俺の母は親衛隊にも負けませんでした。
「いらっしゃい、あなたが月光門さん?」
約束の時間になり、月光門は凛花の家を訪れた。玄関が開くなり麗にやたらとキラキラした目を向けられて、やや動揺している。
「え、ええ、はい。月光門と言います」
「そして下の名前はあかりと言います」
「そのまんまひらがなであかりです」
「もひとつ言うとその自分の容姿に似つかわしくないかわいらしい名前を若干コンプレックスに思っています」
「あらぁ、そうなのね」
「……ええ、まあそうなのですが」
そして、それが当然と言わんばかりに親衛隊もまた月光門の後ろについてきている。
「それで、後ろの子は誰かしら? 呼んだのは月光門さんだけなのだけど」
「フッ、我らは月光門先輩親衛隊。月光門先輩が行く所どこまでもついて行く者」
「例えそれがトイレでもお風呂でも上級生の教室でも。全てを知るためどこまでも追いかけ、月光門先輩に襲い掛かる異常者を排除するのが我々の役目」
「ちなみにゲームの中ではIPごと永久BANされたためどこまでもの範囲外な者」
「「「それが、我ら月光門先輩親衛隊!!」」」
「あらあら、こんなに愛されてるなんて、大変ね月光門さん」
「いえ、その、彼女らにも悪気があるわけではなくてですね……」
謎の決めポーズをとる親衛隊を見て、麗は微笑んだ。
それから、月光門を家の中に上げる。
「なんにせよ今日うちに招待したのは月光門さんだけ。凛花の友達の進太郎くんは別だけど、あなた達はお家に帰ってくださいな」
そう言って麗は月光門を抱きしめられた。胸の間に沈められるように抱かれて、月光門は窮屈そうにしている。
当然親衛隊は黙ってそれを見ていないし、聞きもしない。
「それできない! 我らは月光門先輩をお守りするための存在! いかなる場合でも月光門先輩から離れる事はできないのだ!」
「そうだ! そして月光門先輩を乳でサンドするのはお止めいただきたい! 月光門先輩が何かに目覚めるやもしれないから!」
「我々は一向に構わないが! 親衛隊としてはお止めいただきたい!」
月光門の予想通りに親衛隊の態度は頑なだ。そう簡単に態度を変えるとも思えないが、果たして麗はどうやってこれを言い包めるつもりなのだろうか。

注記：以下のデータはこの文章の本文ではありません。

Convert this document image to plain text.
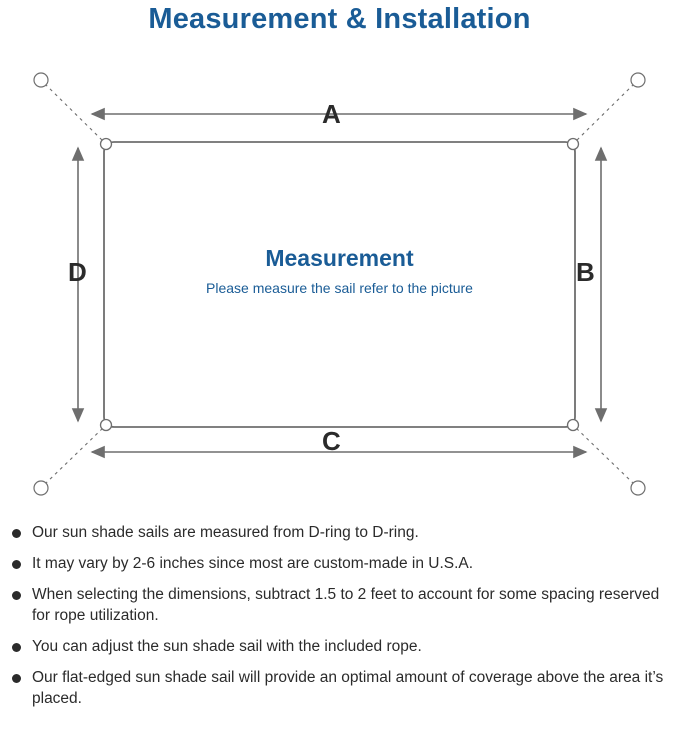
Measurement & Installation
Measurement
Please measure the sail refer to the picture
A
B
C
D
Our sun shade sails are measured from D-ring to D-ring.
It may vary by 2-6 inches since most are custom-made in U.S.A.
When selecting the dimensions, subtract 1.5 to 2 feet to account for some spacing reserved for rope utilization.
You can adjust the sun shade sail with the included rope.
Our flat-edged sun shade sail will provide an optimal amount of coverage above the area it’s placed.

「そう。好きな人を守りたいってのは立派だと思うわ。でもね……」
一度月光門を放してから親衛隊の3人を抱えるように寄せ、小声で何かを囁いた。
「……ね? それに好きな子には嫌われたくないでしょう?」
なにごとかを言い終えた麗がそう締めくくると、親衛隊は全員平静を装うもどこか怯えた様子だった。
「ま、まあそこまで言われては我らも親に顔を見せに行くのもやぶさかではあるまい」
「力に屈したとかそういうのではなく、ここならば月光門先輩も我々なしで安心してすごせるだろうと判断したまでの事」
「そんなわけで我々は家に帰って月光門先輩の無事をお祈りしていますので、これにて!」
そう言って親衛隊の3人はそそくさと出て行った。
月光門は素直に驚いた。何を言っても怖い物なしの暴風のようだった彼女らが一言で逃げ帰るとは。当然、何を言ったのか非常に気にかかる。
「あの、凛花くんのお母さん、いったい彼女らに何と言ったのです?」
どんな脅しをかけたのだろう、今後の参考になればと月光門は聞き出そうとするが、麗ははぐらかして教えなかった。
「大した事は何も言ってないわ。ただお家の場所を確認して、最近火事が多いから気を付けてねって言っただけ」
きっと、ただあなたに嫌われたくなかっただけなのよ、と笑って言われ、それ以上は何も話すつもりもないのか家に上がるよう急かされた。